Quelles dépenses sont concernées ?
Tous les achats réalisés par votre entreprise auprès de fournisseurs français sont concernés par la réforme. Par exemple :
- les achats de fournitures de bureau ;
- les achats de matériel ou d’équipements professionnels ;
- les prestations de services (conseil, maintenance, informatique, etc.) ;
- les abonnements professionnels (logiciels, téléphonie, énergie, etc.) ;
- les achats de marchandises.
Lorsque votre fournisseur est soumis à l’obligation d’émettre des factures électroniques, vous recevez ces factures directement dans votre espace manager.one.
Quelles dépenses ne sont pas forcément concernées ?
Toutes les dépenses de votre entreprise ne donnent pas nécessairement lieu à une facture électronique.

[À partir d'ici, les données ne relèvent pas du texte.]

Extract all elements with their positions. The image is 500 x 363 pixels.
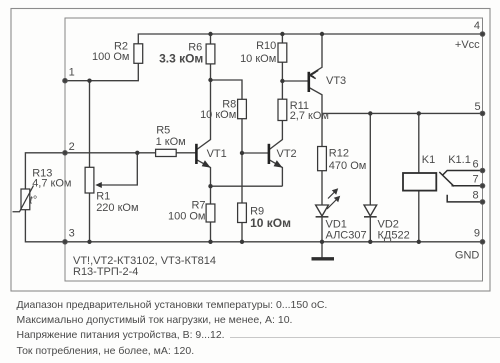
transistor VT2 <box>269 144 297 168</box>
svg-text:R10: R10 <box>256 40 276 52</box>
contact pin 6 fixed <box>442 171 482 176</box>
transistor VT1 <box>196 144 226 168</box>
svg-text:2,7 кОм: 2,7 кОм <box>290 110 329 122</box>
node R6 top rail <box>208 32 212 36</box>
svg-text:VD1: VD1 <box>326 218 347 230</box>
pin 7 <box>480 184 485 189</box>
node R1 wiper/pin2 <box>135 151 139 155</box>
svg-text:2: 2 <box>69 141 75 153</box>
faint fold line <box>230 337 500 339</box>
svg-text:4: 4 <box>474 20 480 32</box>
pin 8 <box>480 200 485 205</box>
wire VT3 collector down <box>309 88 322 114</box>
node K1 gnd <box>417 240 421 244</box>
diode VD2 <box>364 205 410 242</box>
resistor R10 <box>240 40 287 65</box>
svg-text:t°: t° <box>30 195 38 207</box>
node VT2 base/R8/R9 <box>240 151 244 155</box>
resistor R8 <box>200 99 246 122</box>
wire R13 bottom to pin 3 <box>25 210 65 242</box>
pin number labels <box>69 20 481 240</box>
svg-text:VT2: VT2 <box>277 148 297 160</box>
wire R7 bottom <box>210 222 212 242</box>
svg-text:100 Ом: 100 Ом <box>168 210 206 222</box>
transistor VT3 <box>309 70 346 92</box>
wire pin 2 line to R5 <box>65 152 156 154</box>
node R1 bottom gnd <box>87 240 91 244</box>
wire VD1 cathode to ground symbol <box>321 217 323 258</box>
node VT3 emitter rail <box>320 32 324 36</box>
svg-text:Напряжение питания устройства,: Напряжение питания устройства, В: 9...12… <box>17 329 225 341</box>
contact pin 7 line <box>452 185 483 187</box>
svg-text:K1: K1 <box>422 154 435 166</box>
wire R6 bottom to VT1 collector <box>197 64 211 150</box>
svg-text:7: 7 <box>473 174 479 186</box>
resistor R6 <box>159 41 215 65</box>
svg-text:1 кОм: 1 кОм <box>156 136 186 148</box>
node VD2 gnd <box>368 240 372 244</box>
wire R1 bottom <box>89 193 91 242</box>
wire R5 to VT1 base <box>176 152 196 154</box>
wire R1 top column <box>89 81 91 168</box>
wire K1 coil bottom <box>418 191 420 242</box>
node R6/R8/VT1 collector <box>208 78 212 82</box>
svg-text:4,7 кОм: 4,7 кОм <box>32 178 71 190</box>
device box outline <box>65 18 483 281</box>
thermistor R13 <box>13 168 72 212</box>
pin 1 <box>63 78 68 83</box>
R1 wiper arrow <box>95 182 102 188</box>
svg-text:КД522: КД522 <box>378 230 410 242</box>
svg-text:220 кОм: 220 кОм <box>96 202 138 214</box>
VD1 emission arrows <box>327 188 340 209</box>
LED VD1 <box>316 188 367 241</box>
resistor R2 <box>92 40 143 63</box>
svg-text:R5: R5 <box>156 124 170 136</box>
spec text block <box>17 299 328 357</box>
svg-text:R1: R1 <box>96 190 110 202</box>
wire R12 top <box>321 113 323 146</box>
pin 2 <box>63 151 68 156</box>
svg-text:470 Ом: 470 Ом <box>329 160 367 172</box>
svg-text:VT1: VT1 <box>207 148 227 160</box>
outer border frame <box>11 9 490 292</box>
svg-text:9: 9 <box>474 228 480 240</box>
contact pin 8 fixed <box>447 195 482 202</box>
pin 3 <box>63 240 68 245</box>
svg-text:+Vcc: +Vcc <box>455 39 480 51</box>
node pin1/R1 <box>87 79 91 83</box>
wire R2 bottom to pin 1 line <box>65 63 138 80</box>
wire VT2 collector to R11 <box>269 121 282 150</box>
svg-text:100 Ом: 100 Ом <box>92 51 130 63</box>
ground symbol <box>312 257 335 260</box>
svg-text:VD2: VD2 <box>378 218 399 230</box>
pin 9 <box>480 240 485 245</box>
wire K1 coil top <box>418 113 420 173</box>
wire R7 column <box>210 186 212 204</box>
wire VT3 emitter to +Vcc <box>309 34 322 75</box>
node R7 gnd <box>208 240 212 244</box>
wire R9 bottom <box>241 223 243 242</box>
wire R8 bottom to VT2 base <box>242 119 268 153</box>
wire VD2 column top <box>369 113 371 205</box>
node VD1 gnd <box>320 240 324 244</box>
wire node to R8 top <box>211 80 243 99</box>
wire VD2 cathode to ground rail <box>369 217 371 242</box>
resistor R11 <box>278 99 329 122</box>
pin 5 <box>480 111 485 116</box>
wire +Vcc rail <box>138 34 482 44</box>
svg-text:10 кОм: 10 кОм <box>250 216 291 230</box>
svg-text:10 кОм: 10 кОм <box>240 53 276 65</box>
node rail VD2 <box>368 111 372 115</box>
wire R11 top to node <box>281 81 283 99</box>
node rail K1 <box>417 111 421 115</box>
node VT1 emitter/R7 <box>208 184 212 188</box>
wire pin 5 rail <box>322 112 483 114</box>
resistor R12 <box>318 147 367 173</box>
wire R10 top <box>281 34 283 43</box>
wire VT1 emitter <box>197 160 211 186</box>
svg-text:1: 1 <box>69 67 75 79</box>
svg-text:R13-ТРП-2-4: R13-ТРП-2-4 <box>73 266 138 278</box>
wire R1 wiper riser <box>100 153 137 185</box>
wire ground rail pin3 to pin9 <box>65 241 483 243</box>
svg-text:АЛС307: АЛС307 <box>326 230 367 242</box>
pin 4 <box>480 32 485 37</box>
resistor R5 <box>156 124 186 156</box>
wire emitters rail <box>211 185 283 187</box>
wire VT3 base <box>282 80 308 82</box>
relay contacts K1.1 <box>439 154 482 202</box>
svg-text:3: 3 <box>69 228 75 240</box>
svg-text:6: 6 <box>473 158 479 170</box>
node R10 top rail <box>280 32 284 36</box>
potentiometer R1 <box>85 167 138 214</box>
wire R12 to VD1 <box>321 171 323 205</box>
wire pin 2 to R13 top <box>25 153 65 189</box>
svg-text:VT3: VT3 <box>326 75 346 87</box>
wire VT2 emitter <box>269 160 282 186</box>
svg-text:Ток потребления, не более, мА:: Ток потребления, не более, мА: 120. <box>17 345 195 357</box>
pin 6 <box>480 168 485 173</box>
node R10/R11/VT3 base <box>280 79 284 83</box>
svg-text:Максимально допустимый ток наг: Максимально допустимый ток нагрузки, не … <box>17 314 293 326</box>
svg-text:GND: GND <box>455 249 480 261</box>
wire R6 top <box>210 34 212 44</box>
svg-text:3.3 кОм: 3.3 кОм <box>159 51 203 65</box>
svg-text:8: 8 <box>473 190 479 202</box>
wire VT2 base node to R9 <box>241 153 243 203</box>
svg-text:Диапазон предварительной устан: Диапазон предварительной установки темпе… <box>17 299 328 311</box>
contact movable arm <box>439 172 454 186</box>
wire R10 bottom <box>281 62 283 81</box>
svg-text:R12: R12 <box>329 148 349 160</box>
resistor R7 <box>168 200 215 223</box>
svg-text:5: 5 <box>475 101 481 113</box>
node R9 gnd <box>240 240 244 244</box>
resistor R9 <box>238 203 292 230</box>
pin terminals <box>63 32 485 244</box>
svg-text:K1.1: K1.1 <box>448 154 471 166</box>
svg-text:10 кОм: 10 кОм <box>200 109 236 121</box>
relay coil K1 <box>403 154 436 191</box>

C’est notamment le cas de certaines dépenses engagées par vos collaborateurs dont le montant est inférieur ou égal à 150 € HT (restaurant, parking, péage, carburant, etc.), qui peuvent continuer à être justifiées par un ticket de caisse, un reçu ou une facture simplifiée.

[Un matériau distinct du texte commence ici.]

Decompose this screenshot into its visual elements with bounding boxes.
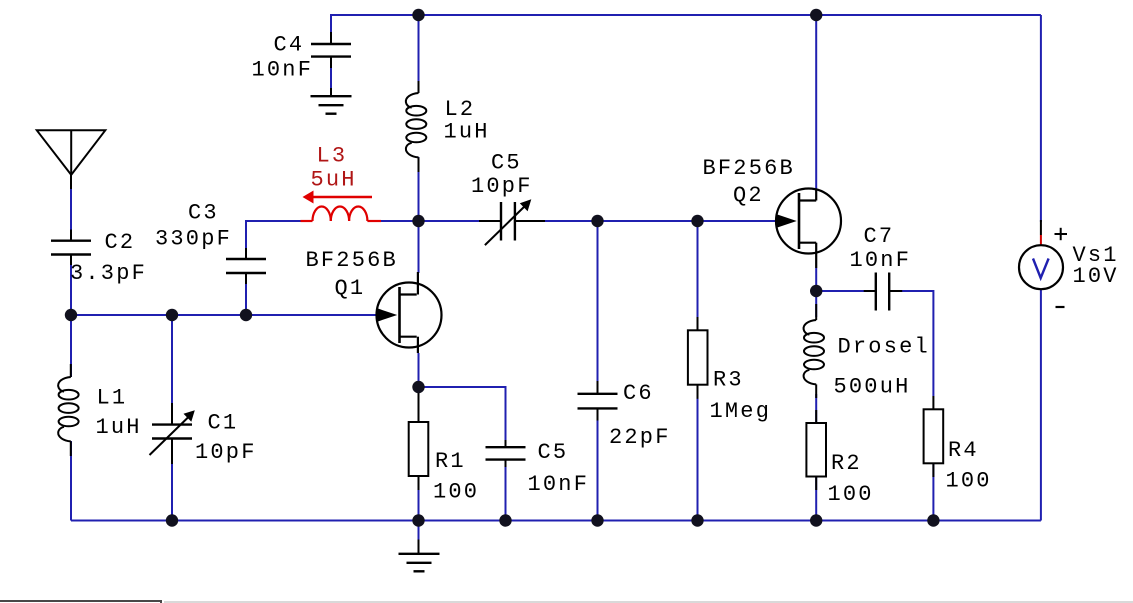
svg-text:L3: L3 — [317, 144, 348, 169]
svg-text:BF256B: BF256B — [703, 156, 795, 181]
svg-text:1uH: 1uH — [96, 415, 142, 440]
wire row3 gate — [71, 314, 377, 316]
svg-text:Q2: Q2 — [733, 183, 764, 208]
svg-text:100: 100 — [828, 482, 874, 507]
svg-text:C4: C4 — [274, 33, 305, 58]
wire Vs1 bottom — [1040, 289, 1042, 521]
node bottom-C1 — [166, 514, 178, 526]
resistor R4 — [924, 396, 944, 477]
L3 arrow (red) — [303, 191, 373, 204]
node bottom-C5b — [499, 514, 511, 526]
svg-text:C5: C5 — [491, 151, 522, 176]
svg-text:C3: C3 — [188, 201, 219, 226]
wire node to C5 variable — [419, 220, 480, 222]
wire C3 branch — [245, 273, 247, 315]
svg-text:10V: 10V — [1073, 264, 1119, 289]
wire L2 top — [418, 15, 420, 93]
svg-text:1Meg: 1Meg — [710, 399, 772, 424]
wire Q1 source to node — [418, 353, 420, 387]
resistor R3 — [688, 317, 708, 399]
wire right rail — [1040, 15, 1042, 222]
wire L1 bottom — [70, 441, 72, 521]
svg-text:L1: L1 — [97, 386, 128, 411]
svg-text:10nF: 10nF — [850, 248, 912, 273]
node row2-L2/L3 — [412, 215, 424, 227]
svg-text:R2: R2 — [831, 451, 862, 476]
svg-text:10pF: 10pF — [471, 174, 533, 199]
capacitor C2 — [51, 230, 91, 266]
transistor Q2 (BF256B) — [776, 189, 841, 254]
node row3-C1 — [166, 309, 178, 321]
svg-text:Q1: Q1 — [335, 276, 366, 301]
svg-text:R4: R4 — [948, 438, 979, 463]
wire node387 to C5b — [419, 387, 506, 440]
wire C1 branch — [171, 315, 173, 425]
svg-text:1uH: 1uH — [444, 120, 490, 145]
svg-text:5uH: 5uH — [311, 168, 357, 193]
wire R1 — [418, 387, 420, 422]
wire Drosel top — [815, 291, 817, 317]
wire R4 bottom — [932, 463, 934, 521]
inductor L3 (red) — [301, 207, 382, 222]
svg-text:C5: C5 — [538, 440, 569, 465]
node bottom-R3 — [691, 514, 703, 526]
node bottom-R1/gnd — [412, 514, 424, 526]
wire Q1 drain — [418, 221, 420, 273]
inductor L2 — [406, 93, 426, 157]
wire C6 branch — [597, 221, 599, 382]
svg-text:10pF: 10pF — [195, 440, 257, 465]
antenna — [37, 130, 106, 189]
node bottom-R4 — [927, 514, 939, 526]
inductor Drosel — [804, 320, 824, 384]
svg-text:L2: L2 — [445, 97, 476, 122]
node bottom-C6 — [591, 514, 603, 526]
capacitor C5 (10nF) — [486, 440, 526, 467]
svg-text:C1: C1 — [208, 411, 239, 436]
wire R2 bottom — [815, 476, 817, 521]
variable capacitor C1 — [150, 403, 195, 464]
resistor R1 — [409, 393, 429, 490]
svg-text:Drosel: Drosel — [838, 335, 930, 360]
svg-text:500uH: 500uH — [834, 375, 911, 400]
wire node291 to C7 — [816, 290, 864, 292]
svg-text:C2: C2 — [105, 230, 136, 255]
capacitor C3 — [226, 248, 266, 284]
svg-text:100: 100 — [946, 469, 992, 494]
capacitor C7 — [864, 273, 903, 311]
capacitor C4 — [311, 32, 351, 68]
svg-text:100: 100 — [433, 480, 479, 505]
svg-text:R3: R3 — [713, 368, 744, 393]
voltage source Vs1 — [1019, 220, 1067, 307]
svg-text:C7: C7 — [864, 224, 895, 249]
svg-text:3.3pF: 3.3pF — [70, 261, 147, 286]
node Q1 source — [412, 381, 424, 393]
wire C2 to node row3 — [70, 254, 72, 315]
ground below C4 — [330, 88, 332, 96]
wire C5b bottom — [505, 467, 507, 521]
wire bottom rail — [71, 520, 1041, 522]
node bottom-R2 — [810, 514, 822, 526]
svg-text:330pF: 330pF — [155, 227, 232, 252]
capacitor C6 — [578, 381, 618, 421]
node row3-C3 — [240, 309, 252, 321]
wire Q2 source to node291 — [815, 268, 817, 291]
node top-Q2 — [810, 9, 822, 21]
node row2-C6 — [591, 215, 603, 227]
wire Drosel to R2 — [815, 394, 817, 423]
node Q2 source/C7 — [810, 285, 822, 297]
svg-text:22pF: 22pF — [609, 425, 671, 450]
wire C4 to ground — [330, 57, 332, 96]
transistor Q1 (BF256B) — [377, 283, 442, 348]
variable capacitor C5 (10pF) — [479, 199, 545, 245]
wire R3 branch — [697, 221, 699, 317]
svg-text:C6: C6 — [623, 381, 654, 406]
wire top rail — [331, 14, 1041, 16]
wire gnd stem bottom — [418, 521, 420, 542]
ground bottom — [418, 540, 420, 554]
wire L2 bottom to node row2 — [418, 157, 420, 221]
bottom tab bar — [164, 601, 1133, 603]
resistor R2 — [806, 423, 826, 490]
node row2-R3 — [691, 215, 703, 227]
inductor L1 — [58, 377, 78, 441]
wire L3 right to node — [381, 220, 419, 222]
wire C4 stem — [330, 14, 332, 43]
wire antenna to C2 — [70, 175, 72, 241]
node row3-C2/L1 — [65, 309, 77, 321]
svg-text:BF256B: BF256B — [306, 248, 398, 273]
svg-text:10nF: 10nF — [252, 58, 314, 83]
node top-L2 — [412, 9, 424, 21]
svg-text:10nF: 10nF — [528, 472, 590, 497]
svg-text:R1: R1 — [435, 449, 466, 474]
wire C5 variable to Q2 gate — [545, 220, 777, 222]
wire Q2 drain — [815, 15, 817, 190]
wire L1 top — [70, 315, 72, 377]
wire C7 to R4 — [902, 291, 933, 396]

Selon la nature de l’opération et la réglementation applicable, ces justificatifs ne donnent pas systématiquement lieu à une facture électronique et continuent d’être remis selon leurs modalités habituelles.
De son côté, le fournisseur déclare ces opérations à l’administration fiscale dans le cadre de l’e-reporting.

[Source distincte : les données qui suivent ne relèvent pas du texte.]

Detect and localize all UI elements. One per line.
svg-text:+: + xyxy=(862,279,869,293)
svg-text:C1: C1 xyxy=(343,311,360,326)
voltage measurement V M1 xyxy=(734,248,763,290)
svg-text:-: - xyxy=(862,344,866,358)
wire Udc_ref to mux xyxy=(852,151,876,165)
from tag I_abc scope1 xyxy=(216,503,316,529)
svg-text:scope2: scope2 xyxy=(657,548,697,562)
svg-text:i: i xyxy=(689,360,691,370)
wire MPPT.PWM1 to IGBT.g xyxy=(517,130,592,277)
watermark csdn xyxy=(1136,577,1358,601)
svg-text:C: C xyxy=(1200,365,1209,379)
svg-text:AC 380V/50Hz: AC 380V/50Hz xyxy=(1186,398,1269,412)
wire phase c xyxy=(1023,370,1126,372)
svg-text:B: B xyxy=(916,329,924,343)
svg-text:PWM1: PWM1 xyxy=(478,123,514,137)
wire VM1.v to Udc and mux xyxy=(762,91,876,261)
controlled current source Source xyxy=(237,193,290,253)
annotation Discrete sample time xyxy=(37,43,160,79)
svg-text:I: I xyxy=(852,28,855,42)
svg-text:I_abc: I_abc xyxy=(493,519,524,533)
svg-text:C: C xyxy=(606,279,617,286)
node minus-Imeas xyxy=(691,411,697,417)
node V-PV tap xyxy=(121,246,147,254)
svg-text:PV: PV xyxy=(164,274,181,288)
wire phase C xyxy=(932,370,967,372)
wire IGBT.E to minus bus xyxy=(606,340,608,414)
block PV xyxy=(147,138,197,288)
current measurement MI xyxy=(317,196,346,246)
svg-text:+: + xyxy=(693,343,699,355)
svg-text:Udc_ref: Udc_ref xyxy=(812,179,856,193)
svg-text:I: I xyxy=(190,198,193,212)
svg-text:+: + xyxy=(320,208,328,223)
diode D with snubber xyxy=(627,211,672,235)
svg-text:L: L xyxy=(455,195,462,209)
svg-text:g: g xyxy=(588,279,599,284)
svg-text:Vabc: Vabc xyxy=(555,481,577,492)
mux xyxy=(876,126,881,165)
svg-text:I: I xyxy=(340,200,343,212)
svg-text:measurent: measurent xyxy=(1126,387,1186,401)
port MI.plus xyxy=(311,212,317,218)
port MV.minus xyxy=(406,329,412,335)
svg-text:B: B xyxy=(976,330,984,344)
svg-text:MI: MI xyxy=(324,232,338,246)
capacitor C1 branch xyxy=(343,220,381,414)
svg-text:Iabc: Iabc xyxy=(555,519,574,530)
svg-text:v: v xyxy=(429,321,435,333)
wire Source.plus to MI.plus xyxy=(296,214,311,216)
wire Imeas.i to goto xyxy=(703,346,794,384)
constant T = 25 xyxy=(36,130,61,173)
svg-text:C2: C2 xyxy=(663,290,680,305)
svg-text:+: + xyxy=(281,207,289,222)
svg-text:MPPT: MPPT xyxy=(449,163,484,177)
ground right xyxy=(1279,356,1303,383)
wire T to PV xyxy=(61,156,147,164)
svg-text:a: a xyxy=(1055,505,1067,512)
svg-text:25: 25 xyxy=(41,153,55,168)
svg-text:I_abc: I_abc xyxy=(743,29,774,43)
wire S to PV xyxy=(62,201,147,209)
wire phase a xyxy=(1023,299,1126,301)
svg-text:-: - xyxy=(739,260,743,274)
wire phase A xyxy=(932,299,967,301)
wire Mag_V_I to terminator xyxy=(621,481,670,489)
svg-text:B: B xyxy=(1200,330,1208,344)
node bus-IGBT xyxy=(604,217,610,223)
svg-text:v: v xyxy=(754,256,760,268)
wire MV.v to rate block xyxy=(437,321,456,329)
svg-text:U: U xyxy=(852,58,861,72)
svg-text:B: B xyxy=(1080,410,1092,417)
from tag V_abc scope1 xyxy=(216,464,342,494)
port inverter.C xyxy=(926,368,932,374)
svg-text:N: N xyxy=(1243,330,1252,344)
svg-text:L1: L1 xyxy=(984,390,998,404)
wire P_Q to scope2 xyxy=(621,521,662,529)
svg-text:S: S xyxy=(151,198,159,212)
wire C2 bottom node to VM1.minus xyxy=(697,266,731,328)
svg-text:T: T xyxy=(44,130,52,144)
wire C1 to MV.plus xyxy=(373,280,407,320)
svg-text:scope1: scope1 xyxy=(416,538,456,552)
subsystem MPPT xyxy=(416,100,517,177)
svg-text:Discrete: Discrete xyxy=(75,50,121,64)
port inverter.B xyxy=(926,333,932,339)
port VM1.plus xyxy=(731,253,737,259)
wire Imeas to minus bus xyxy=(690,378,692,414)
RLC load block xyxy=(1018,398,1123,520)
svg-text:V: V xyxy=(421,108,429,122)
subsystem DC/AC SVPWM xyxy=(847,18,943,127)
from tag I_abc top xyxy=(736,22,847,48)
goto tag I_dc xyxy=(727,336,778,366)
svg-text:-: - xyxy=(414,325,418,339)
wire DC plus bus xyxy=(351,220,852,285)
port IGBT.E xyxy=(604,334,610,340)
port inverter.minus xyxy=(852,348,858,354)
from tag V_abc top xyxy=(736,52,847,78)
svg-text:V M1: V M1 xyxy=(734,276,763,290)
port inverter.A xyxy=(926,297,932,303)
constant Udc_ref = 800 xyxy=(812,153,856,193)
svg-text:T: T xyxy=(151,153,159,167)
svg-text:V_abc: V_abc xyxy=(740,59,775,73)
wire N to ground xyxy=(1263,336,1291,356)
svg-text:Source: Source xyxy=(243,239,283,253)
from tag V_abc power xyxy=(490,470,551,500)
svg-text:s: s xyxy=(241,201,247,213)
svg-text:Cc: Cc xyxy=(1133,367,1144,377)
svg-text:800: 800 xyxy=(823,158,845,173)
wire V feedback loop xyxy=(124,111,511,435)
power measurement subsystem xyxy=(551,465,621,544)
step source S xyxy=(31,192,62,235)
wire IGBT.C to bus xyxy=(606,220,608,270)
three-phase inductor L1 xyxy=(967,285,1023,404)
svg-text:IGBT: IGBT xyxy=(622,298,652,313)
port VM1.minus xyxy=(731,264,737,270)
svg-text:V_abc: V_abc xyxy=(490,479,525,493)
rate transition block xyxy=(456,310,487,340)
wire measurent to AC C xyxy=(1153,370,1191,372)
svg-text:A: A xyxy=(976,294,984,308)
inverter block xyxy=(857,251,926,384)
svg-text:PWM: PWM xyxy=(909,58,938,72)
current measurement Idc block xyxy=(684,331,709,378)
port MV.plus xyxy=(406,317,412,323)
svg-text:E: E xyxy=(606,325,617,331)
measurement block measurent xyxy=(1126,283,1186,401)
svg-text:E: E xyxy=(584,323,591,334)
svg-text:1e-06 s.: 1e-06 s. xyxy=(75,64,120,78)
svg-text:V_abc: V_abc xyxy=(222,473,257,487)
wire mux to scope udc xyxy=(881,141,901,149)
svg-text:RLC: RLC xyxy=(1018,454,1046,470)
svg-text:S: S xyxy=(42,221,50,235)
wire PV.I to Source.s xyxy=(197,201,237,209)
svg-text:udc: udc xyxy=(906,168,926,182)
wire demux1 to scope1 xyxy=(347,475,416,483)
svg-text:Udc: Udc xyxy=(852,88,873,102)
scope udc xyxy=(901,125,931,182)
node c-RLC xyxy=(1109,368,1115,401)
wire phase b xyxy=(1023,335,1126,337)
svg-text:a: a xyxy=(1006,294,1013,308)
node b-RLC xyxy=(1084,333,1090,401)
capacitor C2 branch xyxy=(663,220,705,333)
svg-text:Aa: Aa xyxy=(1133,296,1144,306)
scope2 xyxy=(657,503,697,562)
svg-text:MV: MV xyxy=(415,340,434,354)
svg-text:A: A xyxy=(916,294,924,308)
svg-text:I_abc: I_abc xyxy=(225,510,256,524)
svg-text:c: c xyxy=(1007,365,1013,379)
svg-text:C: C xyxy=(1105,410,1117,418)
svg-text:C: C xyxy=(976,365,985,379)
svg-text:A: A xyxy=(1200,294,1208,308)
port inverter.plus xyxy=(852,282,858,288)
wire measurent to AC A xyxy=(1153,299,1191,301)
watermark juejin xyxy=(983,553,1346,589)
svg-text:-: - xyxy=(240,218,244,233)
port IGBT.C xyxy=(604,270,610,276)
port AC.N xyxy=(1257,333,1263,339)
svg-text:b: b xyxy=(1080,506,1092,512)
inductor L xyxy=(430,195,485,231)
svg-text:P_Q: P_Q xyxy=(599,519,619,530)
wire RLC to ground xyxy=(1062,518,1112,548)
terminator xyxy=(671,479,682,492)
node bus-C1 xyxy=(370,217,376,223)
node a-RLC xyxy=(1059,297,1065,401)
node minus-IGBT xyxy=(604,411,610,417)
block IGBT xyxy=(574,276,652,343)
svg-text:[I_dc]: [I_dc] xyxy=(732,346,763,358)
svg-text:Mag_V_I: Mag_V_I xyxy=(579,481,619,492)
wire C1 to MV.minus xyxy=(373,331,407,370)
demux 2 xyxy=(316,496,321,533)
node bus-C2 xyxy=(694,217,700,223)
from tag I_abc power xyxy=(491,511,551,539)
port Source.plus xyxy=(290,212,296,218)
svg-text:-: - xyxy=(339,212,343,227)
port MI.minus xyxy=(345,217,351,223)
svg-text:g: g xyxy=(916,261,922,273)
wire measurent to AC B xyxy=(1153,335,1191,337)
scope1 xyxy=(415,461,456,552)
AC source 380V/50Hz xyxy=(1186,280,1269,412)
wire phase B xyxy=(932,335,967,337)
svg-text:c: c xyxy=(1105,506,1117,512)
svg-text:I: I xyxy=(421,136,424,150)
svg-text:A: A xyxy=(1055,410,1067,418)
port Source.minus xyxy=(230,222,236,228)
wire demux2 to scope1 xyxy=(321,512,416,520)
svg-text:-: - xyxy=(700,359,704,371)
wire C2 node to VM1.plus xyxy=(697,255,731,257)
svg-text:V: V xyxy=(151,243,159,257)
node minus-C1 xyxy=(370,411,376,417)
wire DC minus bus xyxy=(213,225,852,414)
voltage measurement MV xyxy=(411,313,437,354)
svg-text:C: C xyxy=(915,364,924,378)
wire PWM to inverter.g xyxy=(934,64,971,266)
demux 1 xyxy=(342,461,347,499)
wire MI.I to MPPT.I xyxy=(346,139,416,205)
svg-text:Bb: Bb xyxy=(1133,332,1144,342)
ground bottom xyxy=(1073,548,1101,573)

Cas particuliers : péages et parkings
Certaines dépenses de mobilité, effectuées via des automates, sont gérées de manière spécifiques :
- Tickets d'automate (paiement au passage) : lorsque vous payez un péage ou un parking à une borne automatique, le ticket délivré est une facturette. Même s'il dépasse 150 € (cas rare), l'automate ne peut pas recueillir votre SIREN. Ces dépenses relèveront donc de l'e-reporting. Vous devrez numériser le ticket.
- Abonnements (télépéage, cartes carburant) : si vous possédez des badges de télépéage ou des cartes affaires facturées mensuellement à l'entreprise, ces prestataires émettront de véritables factures électroniques B2B (e-invoicing).
- Frais kilométriques : les déclarations sont hors champs de la réforme et doivent être faites en interne par l'entreprise.
À noter : à terme, les automates et caisses enregistreuses devraient pouvoir scanner un QR Code contenant le SIREN de votre entreprise depuis votre smartphone, permettant l'émission instantanée d'une facture électronique, même sans guichetier.